Réédition de l'Introduction au marxisme d'Ernest Mandel

par Jan Malewski

Ernest Mandel, Introduction au marxisme, Formation Léon Lesoil, Bruxelles 2007, 8,00 euros.

Il faut saluer l'initiative de nos camarades de Belgique : alors que depuis des années nous ne disposions plus en langue française d'un livre ouvrant la voie à la compréhension de la méthode marxiste critique, indispensable tant pour comprendre la réalité que pour lutter à la transformer, la Formation Léon Lesoil vient de rééditer l'Introduction au marxisme d'Ernest Mandel avec une préface nouvelle de Daniel Bensaïd.

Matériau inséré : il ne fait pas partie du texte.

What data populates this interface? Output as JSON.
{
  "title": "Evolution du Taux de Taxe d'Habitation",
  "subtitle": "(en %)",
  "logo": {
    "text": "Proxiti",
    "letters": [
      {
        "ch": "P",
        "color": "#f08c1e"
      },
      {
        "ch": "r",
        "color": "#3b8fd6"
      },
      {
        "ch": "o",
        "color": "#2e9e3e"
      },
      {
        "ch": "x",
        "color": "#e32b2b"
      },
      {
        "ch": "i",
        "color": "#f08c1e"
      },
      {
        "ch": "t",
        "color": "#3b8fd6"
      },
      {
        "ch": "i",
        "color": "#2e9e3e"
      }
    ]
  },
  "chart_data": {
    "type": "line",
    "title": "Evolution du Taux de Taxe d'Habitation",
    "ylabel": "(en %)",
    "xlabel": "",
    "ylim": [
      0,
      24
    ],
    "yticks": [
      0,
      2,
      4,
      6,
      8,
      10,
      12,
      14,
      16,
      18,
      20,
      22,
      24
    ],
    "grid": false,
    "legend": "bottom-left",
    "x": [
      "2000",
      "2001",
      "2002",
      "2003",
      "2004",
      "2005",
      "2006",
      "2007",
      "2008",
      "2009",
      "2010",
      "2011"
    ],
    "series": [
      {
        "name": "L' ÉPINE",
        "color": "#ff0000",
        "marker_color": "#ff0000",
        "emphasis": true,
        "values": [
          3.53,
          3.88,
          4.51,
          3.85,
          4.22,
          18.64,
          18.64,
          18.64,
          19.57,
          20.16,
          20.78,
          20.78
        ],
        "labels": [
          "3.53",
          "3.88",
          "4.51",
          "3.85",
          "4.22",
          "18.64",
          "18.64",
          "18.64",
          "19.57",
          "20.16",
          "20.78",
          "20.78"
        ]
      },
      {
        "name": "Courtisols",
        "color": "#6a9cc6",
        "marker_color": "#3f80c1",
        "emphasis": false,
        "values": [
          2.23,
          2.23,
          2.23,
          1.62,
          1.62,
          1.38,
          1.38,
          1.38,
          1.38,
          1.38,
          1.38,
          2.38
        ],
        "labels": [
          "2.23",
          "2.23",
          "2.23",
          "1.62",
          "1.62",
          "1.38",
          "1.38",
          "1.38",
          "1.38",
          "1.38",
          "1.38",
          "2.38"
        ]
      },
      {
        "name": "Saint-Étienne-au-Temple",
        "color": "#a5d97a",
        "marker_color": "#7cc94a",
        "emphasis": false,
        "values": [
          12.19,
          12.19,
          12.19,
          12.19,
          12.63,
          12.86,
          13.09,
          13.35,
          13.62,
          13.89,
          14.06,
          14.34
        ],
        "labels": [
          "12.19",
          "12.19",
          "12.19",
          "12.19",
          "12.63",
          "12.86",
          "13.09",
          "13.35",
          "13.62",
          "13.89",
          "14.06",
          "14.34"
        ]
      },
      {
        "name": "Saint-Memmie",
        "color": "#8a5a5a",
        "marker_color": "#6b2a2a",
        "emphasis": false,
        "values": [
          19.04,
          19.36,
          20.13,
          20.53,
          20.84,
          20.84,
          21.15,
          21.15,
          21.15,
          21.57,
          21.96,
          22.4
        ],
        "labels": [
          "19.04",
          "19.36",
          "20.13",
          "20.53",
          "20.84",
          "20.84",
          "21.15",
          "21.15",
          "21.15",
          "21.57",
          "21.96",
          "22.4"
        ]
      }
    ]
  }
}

Ernest Mandel, dirigeant de la IVe Internationale durant de longues années, économiste marxiste de renom, a écrit ce petit livre en 1974 à l'intention de ceux qui, radicalisés dans la foulée du Mai 1968, cherchaient à rejoindre le combat anticapitaliste. C'est donc à des nouveaux militants qu'il s'adresse. Mandel, qui des années durant s'était attelé à la formation des militants ouvriers, des syndicalistes comme des jeunes révolutionnaires, avait acquis une capacité pédagogique hors pair, qui lui permettait, à travers des exemples concrets et immédiatement compréhensibles pour tous, de présenter une esquisse de la théorie et des concepts marxistes à des publics aussi différents que des syndicalistes mineurs ou sidérurgistes de Wallonie dans les années 1950, des étudiants révoltés de Paris en 1968 ou encore des travailleurs polonais désorientés par le début de la restauration du capitalisme dans leur pays.

La structure même de ce petit livre est le fruit de son expérience de pédagogue ouvrier révolutionnaire : I. L'inégalité sociale et les luttes sociales à travers l'histoire ; II. Les sources économiques de l'inégalité sociale ; III. L'État, instrument de domination de classe ; IV. De la petite production marchande au mode de production capitaliste ; V. L'économie capitaliste ; VI. Le capitalisme des monopoles ; VII. Le système impérialiste mondial ; VIII. Les origines du mouvement ouvrier moderne ; IX. Réformes et révolution ; X. Démocratie bourgeoise et démocratie prolétarienne ; XI. La première guerre impérialiste et la révolution russe ; XII. Le stalinisme ; XIII. Des luttes courantes des masses à la révolution socialiste mondiale ; XIV. La conquête des masses par les révolutionnaires ; XV. L'avènement de la société sans classes . XVI. La dialectique matérialiste ; XVII. Le matérialisme historique.

La lecture de cette introduction aidera grandement tous ceux, qui aspirent à développer leurs connaissances en lisant les œuvres de Marx et d'Engels et de tous ceux qui les ont suivis.

La nouvelle édition bénéficie d'une préface critique de Daniel Bensaïd, qui souligne à juste titre une série de faiblesses de cette introduction. Écrite par un homme en 1974, elle passe sous silence la question de l'émancipation des femmes, que la IVe Internationale a tenté de théoriser lors de son congrès de 1979. De même on aura noté l'absence des préoccupations écologiques, que la IVe Internationale a théorisées seulement lors de son congrès de 2003.

Daniel Bensaïd souligne aussi ce qui fut sans doute une des plus grandes faiblesses d'Ernest Mandel — largement partagée par la IVe Internationale alors — une conception des sociétés du soit-disant " socialisme réel » datant des analyses de Trotsky de 1936, alors que le cancer bureaucratique avait poursuivi au cours des décennies suivantes son œuvre de destruction des acquis de la révolution russe de 1917 et que les sociétés dominées par la bureaucratie stalinienne et post-stalinienne ont poursuivi leur décadence. Pour Mandel, la bureaucratie restait une " excroissance fonctionnelle du prolétariat » et il n'envisageait pas la possibilité d'une restauration du capitalisme par la bureaucratie elle-même en dehors d'une invasion extérieure (contrairement à Trotsky, qui envisageait cette hypothèse désastreuse dans la Révolution trahie). La destruction physique de l'opposition " trotskiste » en URSS et dans les pays de l'Est et le fait que la IVe Internationale n'y bénéficiait pas de présence militante après 1936-1948, explique cette faiblesse d'analyse.

Pourtant malgré les insuffisances que souligne la préface — et que je conseillerais de lire plutôt en tant que postface à ceux qui commencent à s'intéresser au marxisme, car la critique de Bensaïd suppose une connaissance de ce qu'elle critique — on ne peut que conseiller la diffusion la plus large de ce petit opuscule parmi ceux qui aspirent à compléter leur révolte par une compréhension de la méthode marxiste.